Tranexamic acid may be given alone or together with standard doses of coagulation factor concentrates. (Level 4) [ [45] ] Tranexamic acid should not be given to patients with FIX deficiency receiving prothrombin complex Adriamycin concentrates,

as this will exacerbate the risk of thromboembolism. (Level 5) [ [46] ] If treatment with both agents is deemed necessary, it is recommended that at least 12 h elapse between the last dose of APCC and the administration of tranexamic acid. (Level 5) [ [46] ] In contrast, thromboembolism is less likely when tranexamic acid is used in combination with rFVIIa to enhance hemostasis. (Level 4) [ [47] ] Epsilon aminocaproic acid (EACA) is similar to tranexamic acid, but is less widely used as it has a shorter plasma half-life, is less potent, and is more toxic [40]. EACA is typically administered to adults orally or intravenously every 4–6 h up to a maximum of 24 g day−1 in an adult. A 250 mg mL−1 syrup formulation is also available. Gastrointestinal upset is a common complication; reducing

the dose often helps. Myopathy is a rare adverse reaction specifically reported in association with aminocaproic acid therapy (but not tranexamic acid), typically occurring after administration of high doses for several weeks.
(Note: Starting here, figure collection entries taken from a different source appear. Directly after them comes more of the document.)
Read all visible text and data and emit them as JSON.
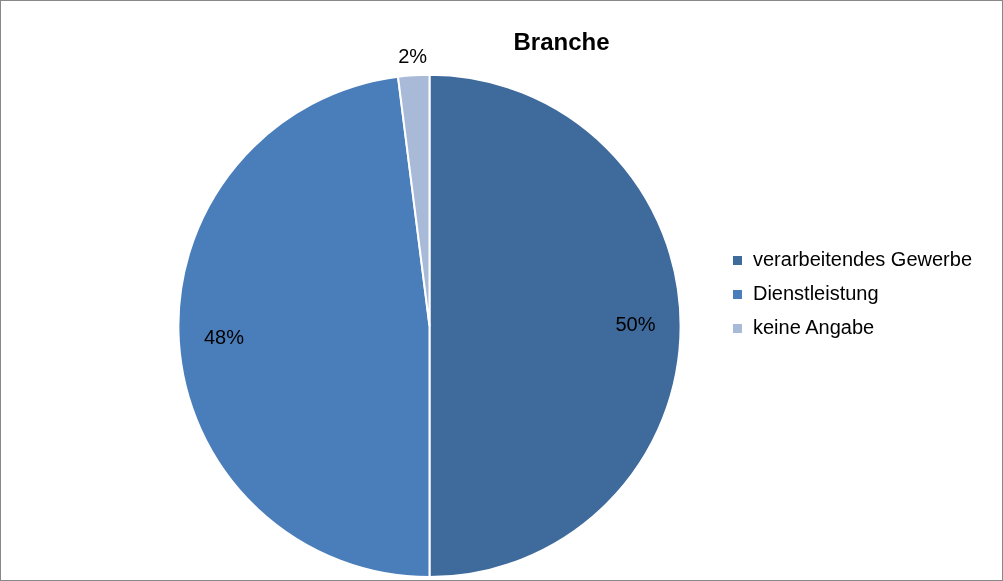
{
  "chart_data": {
    "type": "pie",
    "title": "Branche",
    "categories": [
      "verarbeitendes Gewerbe",
      "Dienstleistung",
      "keine Angabe"
    ],
    "values": [
      50,
      48,
      2
    ],
    "colors": [
      "#3f6a9c",
      "#4a7ebb",
      "#a9bad8"
    ],
    "value_labels": [
      "50%",
      "48%",
      "2%"
    ],
    "legend": "right"
  }
}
The myopathy is often painful BGJ398 mw and associated with elevated levels of creatine kinase and even myoglobinuria. Full resolution may be expected once drug treatment is stopped. Bleeding in patients with hemophilia MCE公司 can occur at different sites (Tables 1–1 and 1–1), each of which requires specific management. As a general principle in case of large internal hemorrhage, hemoglobin should be checked and corrected while other measures are being planned. Measures of hemodynamic stability, such as pulse and blood pressure, should be monitored as indicated. A joint bleed is defined as an episode characterized by rapid loss of range of motion as

compared with baseline that is associated with any combination of the following: pain or an unusual sensation in the joint, palpable swelling and warmth of the skin over the joint [1]. The onset of bleeding in joints is frequently described by patients as a tingling sensation and tightness within the joint. This “aura” precedes the appearance of clinical signs. The earliest clinical signs of a joint bleed are increased warmth over the area and discomfort with movement, particularly at the ends of range. Later symptoms and signs include pain at rest, swelling, tenderness, and extreme loss of motion. A re-bleed is defined as worsening of the condition either on treatment or within 72 h after stopping treatment [1]. A target joint is a joint in which 3 or more spontaneous bleeds have occurred within a consecutive 6-month period. Following a joint bleed, flexion is usually the most comfortable position, and any attempt to change this position causes more pain.